Patrol Agent - Corrupt History files questions and fix_hist switch best practices.

Version 1
    Share This:

    This document contains official content from the BMC Software Knowledge Base. It is automatically updated when the knowledge article is modified.


    PRODUCT:

    BMC Performance Manager Reporting


    APPLIES TO:

    BMC Performance Manager Reporting



    QUESTION:

    Corrupt History files questions and fix_hist switch best practices.

    Running fix_hist without the -no_backup switch returned an error saying that the history was corrupt.

    1: How do we catch corrupt history before we need the data?

    2: There's a way of 'attaching' the fix_hist switch to an agents restart, do you know how and if its best practice?   
          


    ANSWER:

     

    This resolution contains commands that are intended for Unix systems and is written with a Unix-oriented audience in mind. Most of the principles described in this resolution apply to

    Windows systems as well, unless otherwise noted.

    A) How does history get corrupted?

      

    Corrupted history files can happen when the PatrolAgent is shutdown ungracefully. The three main ways this occurs is:

    - the computer crashes

    - the computer is shutdown gracefully, but the PatrolAgent is still running

    - the PatrolAgent process was killed using the 'kill -9' command.

    The PatrolAgent usually has the history file open for writes. If the PatrolAgent is brought down ungracefully, then the history file can get corrupted.

      


    B) How do you fix history corruption?

    The error message "History was not closed with a proper agent termination after the above date indicates corrupted history files and is generally caused by the improper shutdown of an Agent.

    In order to correct this issue you will need to do the following:

      

    1) Stop the Agent

    2) Rename or remove the history files. (The advantage of renaming the directory is that this

    old history data can be accessed via the dump_hist utility.) The history files are located in

    the $PATROL_HOME/log/history/<hostname>/<portnumber> directory and are called

    annotate.dat, dir, and param.hist.

    3) Remove the PEM files. They are located in $PATROL_HOME/log directory and are

    called PEM_{host}_{agent port #}.log and .archive. This is a precautionary measure.

    Many times the PEM files become corrupted along with the history files.

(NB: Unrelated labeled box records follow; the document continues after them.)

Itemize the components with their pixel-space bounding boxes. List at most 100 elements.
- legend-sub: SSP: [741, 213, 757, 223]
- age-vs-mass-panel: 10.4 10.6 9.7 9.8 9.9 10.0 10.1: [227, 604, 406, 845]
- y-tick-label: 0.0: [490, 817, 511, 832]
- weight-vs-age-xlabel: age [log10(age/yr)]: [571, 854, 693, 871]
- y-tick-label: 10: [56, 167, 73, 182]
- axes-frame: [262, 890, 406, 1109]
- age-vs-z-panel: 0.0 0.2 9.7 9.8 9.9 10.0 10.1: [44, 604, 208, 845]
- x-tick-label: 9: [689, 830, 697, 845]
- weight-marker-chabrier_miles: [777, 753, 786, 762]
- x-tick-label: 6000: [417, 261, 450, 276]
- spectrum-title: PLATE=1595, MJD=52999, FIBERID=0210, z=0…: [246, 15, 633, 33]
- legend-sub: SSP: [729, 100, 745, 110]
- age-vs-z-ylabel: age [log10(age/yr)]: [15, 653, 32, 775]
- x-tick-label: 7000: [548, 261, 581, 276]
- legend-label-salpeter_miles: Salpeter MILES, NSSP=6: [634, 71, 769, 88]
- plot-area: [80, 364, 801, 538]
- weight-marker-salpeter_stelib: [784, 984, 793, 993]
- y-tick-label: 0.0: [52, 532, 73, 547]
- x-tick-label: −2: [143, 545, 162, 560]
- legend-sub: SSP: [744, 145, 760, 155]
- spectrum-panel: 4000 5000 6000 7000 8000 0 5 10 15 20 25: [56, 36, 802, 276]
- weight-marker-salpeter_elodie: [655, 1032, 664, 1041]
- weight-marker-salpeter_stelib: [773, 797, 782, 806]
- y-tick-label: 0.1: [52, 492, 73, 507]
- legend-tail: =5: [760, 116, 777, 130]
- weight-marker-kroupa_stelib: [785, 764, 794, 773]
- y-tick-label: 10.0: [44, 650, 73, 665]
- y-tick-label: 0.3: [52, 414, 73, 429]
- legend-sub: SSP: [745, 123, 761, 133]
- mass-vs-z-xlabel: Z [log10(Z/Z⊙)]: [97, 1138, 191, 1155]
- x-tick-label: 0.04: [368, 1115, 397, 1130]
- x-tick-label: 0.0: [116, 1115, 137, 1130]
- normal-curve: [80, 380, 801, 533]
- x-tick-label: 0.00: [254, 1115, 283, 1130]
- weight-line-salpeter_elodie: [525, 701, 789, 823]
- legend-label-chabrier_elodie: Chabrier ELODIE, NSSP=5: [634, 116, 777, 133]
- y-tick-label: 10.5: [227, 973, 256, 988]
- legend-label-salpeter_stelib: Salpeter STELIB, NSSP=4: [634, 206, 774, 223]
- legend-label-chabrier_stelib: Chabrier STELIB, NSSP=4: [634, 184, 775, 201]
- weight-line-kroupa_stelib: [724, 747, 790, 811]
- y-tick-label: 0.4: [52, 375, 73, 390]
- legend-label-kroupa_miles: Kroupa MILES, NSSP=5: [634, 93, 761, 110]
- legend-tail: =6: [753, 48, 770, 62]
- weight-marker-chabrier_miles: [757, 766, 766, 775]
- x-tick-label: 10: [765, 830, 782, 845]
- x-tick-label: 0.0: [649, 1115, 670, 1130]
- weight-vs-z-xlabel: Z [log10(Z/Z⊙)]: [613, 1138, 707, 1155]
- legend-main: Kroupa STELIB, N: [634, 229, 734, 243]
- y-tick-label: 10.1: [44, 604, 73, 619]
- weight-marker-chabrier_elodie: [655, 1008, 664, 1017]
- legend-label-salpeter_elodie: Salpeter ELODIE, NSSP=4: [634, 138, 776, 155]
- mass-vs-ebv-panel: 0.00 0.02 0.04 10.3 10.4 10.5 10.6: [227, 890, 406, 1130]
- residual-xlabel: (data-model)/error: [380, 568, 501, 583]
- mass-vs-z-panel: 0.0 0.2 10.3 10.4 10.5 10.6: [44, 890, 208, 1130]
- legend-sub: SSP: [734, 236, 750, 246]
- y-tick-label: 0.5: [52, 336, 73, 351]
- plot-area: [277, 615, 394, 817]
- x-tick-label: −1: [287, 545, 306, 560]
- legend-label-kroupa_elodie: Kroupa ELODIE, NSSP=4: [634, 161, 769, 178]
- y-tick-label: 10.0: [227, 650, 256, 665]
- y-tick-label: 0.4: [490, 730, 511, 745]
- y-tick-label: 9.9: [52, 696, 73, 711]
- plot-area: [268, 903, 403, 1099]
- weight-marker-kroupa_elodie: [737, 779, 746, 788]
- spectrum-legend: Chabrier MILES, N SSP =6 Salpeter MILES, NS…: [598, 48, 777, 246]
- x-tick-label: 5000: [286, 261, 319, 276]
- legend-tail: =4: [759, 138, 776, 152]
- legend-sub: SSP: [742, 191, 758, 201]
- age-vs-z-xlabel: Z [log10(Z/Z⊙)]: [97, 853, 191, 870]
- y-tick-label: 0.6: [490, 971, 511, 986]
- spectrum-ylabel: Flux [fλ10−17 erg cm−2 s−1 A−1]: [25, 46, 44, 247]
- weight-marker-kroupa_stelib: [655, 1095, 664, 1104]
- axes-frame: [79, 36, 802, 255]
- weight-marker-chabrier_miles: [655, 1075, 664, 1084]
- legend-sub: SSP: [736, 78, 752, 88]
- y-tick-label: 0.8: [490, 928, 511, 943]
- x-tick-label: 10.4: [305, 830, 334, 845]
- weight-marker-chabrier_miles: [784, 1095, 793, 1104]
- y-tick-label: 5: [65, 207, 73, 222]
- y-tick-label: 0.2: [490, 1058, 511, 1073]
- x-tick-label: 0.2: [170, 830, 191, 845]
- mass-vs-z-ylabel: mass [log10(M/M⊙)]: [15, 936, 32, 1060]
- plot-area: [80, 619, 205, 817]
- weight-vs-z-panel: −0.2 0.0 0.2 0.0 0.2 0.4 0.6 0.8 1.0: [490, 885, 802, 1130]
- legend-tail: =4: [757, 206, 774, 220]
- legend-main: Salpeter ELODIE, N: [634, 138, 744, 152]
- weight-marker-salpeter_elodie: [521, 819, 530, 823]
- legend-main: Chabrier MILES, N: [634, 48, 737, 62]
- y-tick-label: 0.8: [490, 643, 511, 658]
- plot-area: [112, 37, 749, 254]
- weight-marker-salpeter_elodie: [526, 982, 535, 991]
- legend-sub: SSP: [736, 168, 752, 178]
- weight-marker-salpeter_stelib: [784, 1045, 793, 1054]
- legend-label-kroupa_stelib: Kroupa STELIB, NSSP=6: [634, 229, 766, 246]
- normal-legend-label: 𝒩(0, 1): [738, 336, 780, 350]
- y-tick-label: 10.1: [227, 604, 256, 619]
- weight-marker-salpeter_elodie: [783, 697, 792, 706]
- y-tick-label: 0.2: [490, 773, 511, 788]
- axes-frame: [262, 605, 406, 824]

    4) Restart the Agent. When the Agent is unable to locate these files, it will automatically

    create new ones.

    5) If the agent still will not start successfully then once again remove PEM*, remove the

    history files, but additionally rename or remove config_{host}-{port} which is located in

    PATROL_HOME/config. It is very rare for the config DB to have a problem that blocks

    startup but it can none the less happen. Use of the PATROL Configuration Manager,

    pconfig +Reload {cfg file}, or restore of the config file from OS backup can be used to

    recover if needed. Please note that removing the config file will remove any KM configurations

    that it contains. Those KMs will need to be reconfigured after the config file is removed.

      


    Note: A fix_hist utility is provided in the $PATROL_HOME/bin directory which can be used to repair history files. This utility will scan the entire history file and resync the database and its indexes. Please refer to the PatrolAgent Reference Manual, chapter 8 for information on how to run fix_hist.

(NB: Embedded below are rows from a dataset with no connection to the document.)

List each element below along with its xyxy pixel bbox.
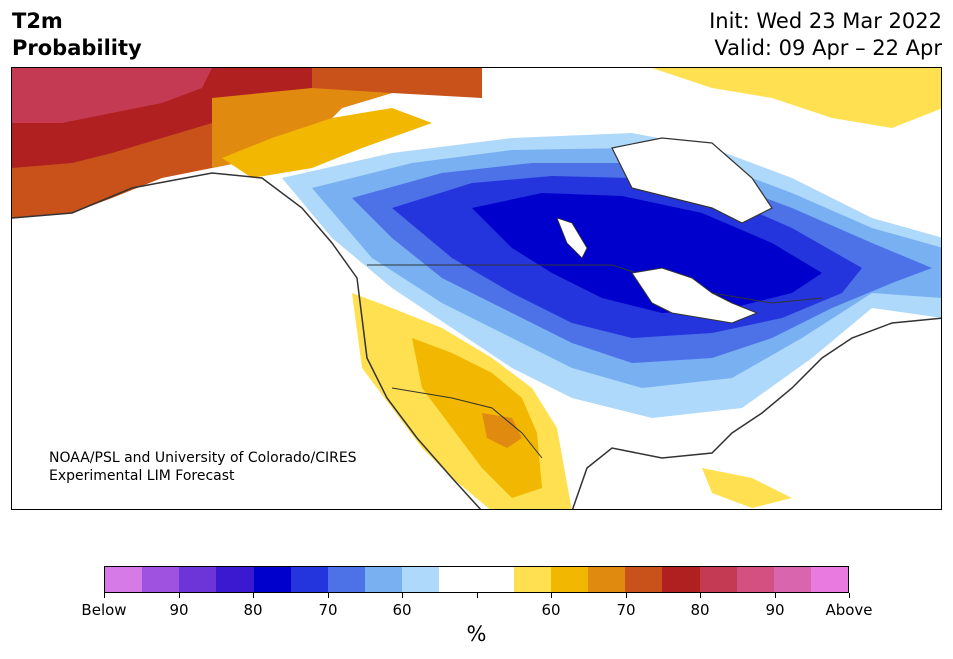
colorbar-segment [179,567,217,592]
unit-label: % [466,622,487,646]
colorbar-segment [625,567,663,592]
title-type: Probability [12,36,142,60]
colorbar-segment [142,567,180,592]
colorbar-segment [216,567,254,592]
great-lakes [631,267,759,324]
colorbar-tick [551,593,552,598]
coastline-west [12,172,482,509]
colorbar-ticks [0,593,953,601]
colorbar-tick [700,593,701,598]
colorbar-tick [775,593,776,598]
mexico-orange [482,413,522,448]
alaska-red-field [12,68,212,123]
probability-map [12,68,941,509]
colorbar-tick-label: Above [825,601,873,619]
map-frame [11,67,942,510]
colorbar-segment [105,567,143,592]
colorbar-segment [736,567,774,592]
yukon-yellow [222,108,432,178]
coastline-east [571,317,941,509]
colorbar-tick-label: 60 [541,601,561,619]
colorbar-segment [253,567,291,592]
credit: NOAA/PSL and University of Colorado/CIRE… [49,449,357,485]
colorbar-tick-label: 60 [392,601,412,619]
colorbar-segment [773,567,811,592]
southwest-gold [412,338,542,498]
colorbar-tick [477,593,478,598]
colorbar-tick [626,593,627,598]
colorbar-segment [699,567,737,592]
colorbar-tick [328,593,329,598]
colorbar-segment [476,567,514,592]
colorbar-segment [588,567,626,592]
colorbar-tick-label: 90 [765,601,785,619]
colorbar-segment [365,567,403,592]
colorbar-tick [104,593,105,598]
colorbar-tick [179,593,180,598]
colorbar-tick [849,593,850,598]
credit-line1: NOAA/PSL and University of Colorado/CIRE… [49,450,357,466]
hudson-bay [611,137,773,224]
colorbar-tick-label: 80 [690,601,710,619]
arctic-yellow [652,68,941,128]
title-left: T2m Probability [12,8,142,62]
colorbar-segment [327,567,366,592]
colorbar-segment [810,567,849,592]
colorbar-segment [290,567,328,592]
colorbar-tick-label: 90 [169,601,189,619]
us-mexico-border [391,387,543,459]
colorbar [104,566,849,593]
colorbar-tick [402,593,403,598]
credit-line2: Experimental LIM Forecast [49,468,235,484]
colorbar-segment [662,567,700,592]
colorbar-segment [402,567,440,592]
colorbar-segment [550,567,589,592]
caribbean-yellow [702,468,792,508]
title-right: Init: Wed 23 Mar 2022 Valid: 09 Apr – 22… [709,8,942,62]
colorbar-tick-label: 80 [243,601,263,619]
title-variable: T2m [12,9,63,33]
lake-winnipeg [556,217,588,259]
colorbar-tick-label: Below [81,601,127,619]
colorbar-tick [253,593,254,598]
colorbar-segment [439,567,477,592]
init-date: Init: Wed 23 Mar 2022 [709,9,942,33]
valid-range: Valid: 09 Apr – 22 Apr [714,36,942,60]
colorbar-tick-label: 70 [616,601,636,619]
colorbar-tick-label: 70 [318,601,338,619]
colorbar-segment [513,567,551,592]
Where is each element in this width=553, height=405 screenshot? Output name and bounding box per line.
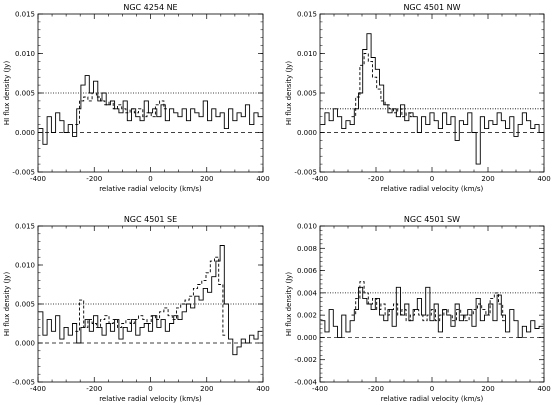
- y-tick-label: 0.000: [15, 340, 35, 348]
- chart-panel-1: NGC 4254 NE -400 -200 0 200 400 -0.005 0.000 0.0…: [3, 3, 270, 193]
- y-tick-label: -0.004: [294, 379, 317, 387]
- x-tick-label: 400: [537, 175, 550, 183]
- x-tick-label: -400: [30, 175, 46, 183]
- solid-spectrum-line: [38, 245, 263, 356]
- y-tick-label: 0.010: [297, 223, 317, 231]
- y-tick-label: 0.015: [15, 11, 35, 19]
- y-tick-label: 0.010: [15, 262, 35, 270]
- chart-panel-2: NGC 4501 NW -400 -200 0 200 400 -0.005 0.000 0.0…: [285, 3, 551, 193]
- y-axis-label: HI flux density (Jy): [285, 61, 293, 126]
- y-tick-label: 0.010: [297, 50, 317, 58]
- y-tick-label: 0.015: [15, 223, 35, 231]
- y-tick-label: -0.005: [294, 169, 317, 177]
- y-tick-label: 0.010: [15, 50, 35, 58]
- y-tick-label: -0.005: [12, 169, 35, 177]
- chart-panel-4: NGC 4501 SW -400 -200 0 200 400 -0.004 -0.002 0.…: [285, 215, 551, 403]
- x-axis-label: relative radial velocity (km/s): [381, 395, 484, 403]
- y-tick-label: 0.000: [297, 129, 317, 137]
- dashed-spectrum-line: [351, 53, 415, 118]
- plot-frame: [319, 13, 545, 173]
- x-tick-label: 0: [148, 175, 152, 183]
- dashed-spectrum-line: [75, 92, 169, 126]
- solid-spectrum-line: [38, 75, 263, 145]
- x-tick-label: -200: [368, 175, 384, 183]
- y-tick-label: 0.015: [297, 11, 317, 19]
- solid-spectrum-line: [320, 33, 544, 165]
- x-tick-label: 0: [148, 385, 152, 393]
- x-tick-label: 400: [256, 175, 269, 183]
- x-axis-label: relative radial velocity (km/s): [99, 185, 202, 193]
- x-tick-label: -400: [312, 175, 328, 183]
- x-tick-label: -200: [368, 385, 384, 393]
- y-axis-label: HI flux density (Jy): [3, 61, 11, 126]
- x-tick-label: -400: [30, 385, 46, 393]
- x-tick-label: 0: [430, 385, 434, 393]
- plot-frame: [319, 225, 545, 383]
- y-tick-label: 0.006: [297, 267, 318, 275]
- x-tick-label: 200: [481, 385, 494, 393]
- chart-title: NGC 4254 NE: [123, 3, 177, 12]
- x-tick-label: 0: [430, 175, 434, 183]
- dashed-spectrum-line: [75, 256, 228, 336]
- x-tick-label: 400: [537, 385, 550, 393]
- x-tick-label: 200: [200, 175, 213, 183]
- y-tick-label: 0.000: [297, 334, 317, 342]
- y-tick-label: 0.008: [297, 245, 317, 253]
- y-tick-label: 0.005: [15, 301, 35, 309]
- x-tick-label: -200: [86, 385, 102, 393]
- x-tick-label: 400: [256, 385, 269, 393]
- y-axis-label: HI flux density (Jy): [285, 272, 293, 337]
- y-tick-label: 0.000: [15, 129, 35, 137]
- y-tick-label: 0.004: [297, 289, 318, 297]
- y-axis-label: HI flux density (Jy): [3, 272, 11, 337]
- chart-title: NGC 4501 NW: [403, 3, 460, 12]
- y-tick-label: 0.005: [297, 90, 317, 98]
- x-tick-label: 200: [481, 175, 494, 183]
- x-tick-label: 200: [200, 385, 213, 393]
- x-axis-label: relative radial velocity (km/s): [381, 185, 484, 193]
- chart-title: NGC 4501 SW: [404, 215, 460, 224]
- chart-title: NGC 4501 SE: [124, 215, 177, 224]
- x-tick-label: -200: [86, 175, 102, 183]
- solid-spectrum-line: [320, 286, 544, 338]
- y-tick-label: 0.005: [15, 90, 35, 98]
- chart-panel-3: NGC 4501 SE -400 -200 0 200 400 -0.005 0.000 0.0…: [3, 215, 270, 403]
- y-tick-label: -0.005: [12, 379, 35, 387]
- y-tick-label: -0.002: [294, 356, 317, 364]
- y-tick-label: 0.002: [297, 312, 317, 320]
- x-tick-label: -400: [312, 385, 328, 393]
- x-axis-label: relative radial velocity (km/s): [99, 395, 202, 403]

    C) What happens when an Agent improperly shuts down?

      

    When the machine crashes or the agent terminates improperly, several things could happen. They include corrupted history files and/or corrupted PATROL Event log files.

    Corrupt History Files

    The agent creates and then subsequently uses history files in the $PATROL_HOME/log/history/<hostname>/<portnumber> directory. If the agent goes down abruptly it doesn't have the opportunity to write all cached data to the history files then corruption will most likely occur.

    In some cases running the fix_hist utility will repair the history files. If fix_hist doesn't work then the files will need to be removed or renamed. The easiest method is to rename or remove the <portnumber> directory mentioned above. The advantage of renaming the directory is that this old history data can be accessed via the dump_hist utility.

    Note: See the Agent Reference Manual for info on fix_hist and dump_hist.
    More details about fix_hist are available at the below link:
    https://docs.bmc.com/docs/display/PA11302/fix_hist+utility

    Also renaming the history files port# directory allows the ability to run the dump_hist utility against them if they aren't corrupted too much. This archived history directory can have its data extracted. See the Agent Reference Manual for more info on dump_hist

      


    D) How can you prevent history corruption?

      

    Patrol History files contain parameter data and annotations that have been collected over a period of time. History Corruption can occur if PatrolAgents are abruptly or inappropriately shut down. Over time, history corruption can result in poor agent performance including increased time in executing recovery actions and updating parameter data, abnormal agent termination, and an agent failing to start.

    With PATROL Agent version 3.5.30 or later, the /AgentSetup/fixHistFlag agent configuration variable is used to fix the history files when the agent starts up.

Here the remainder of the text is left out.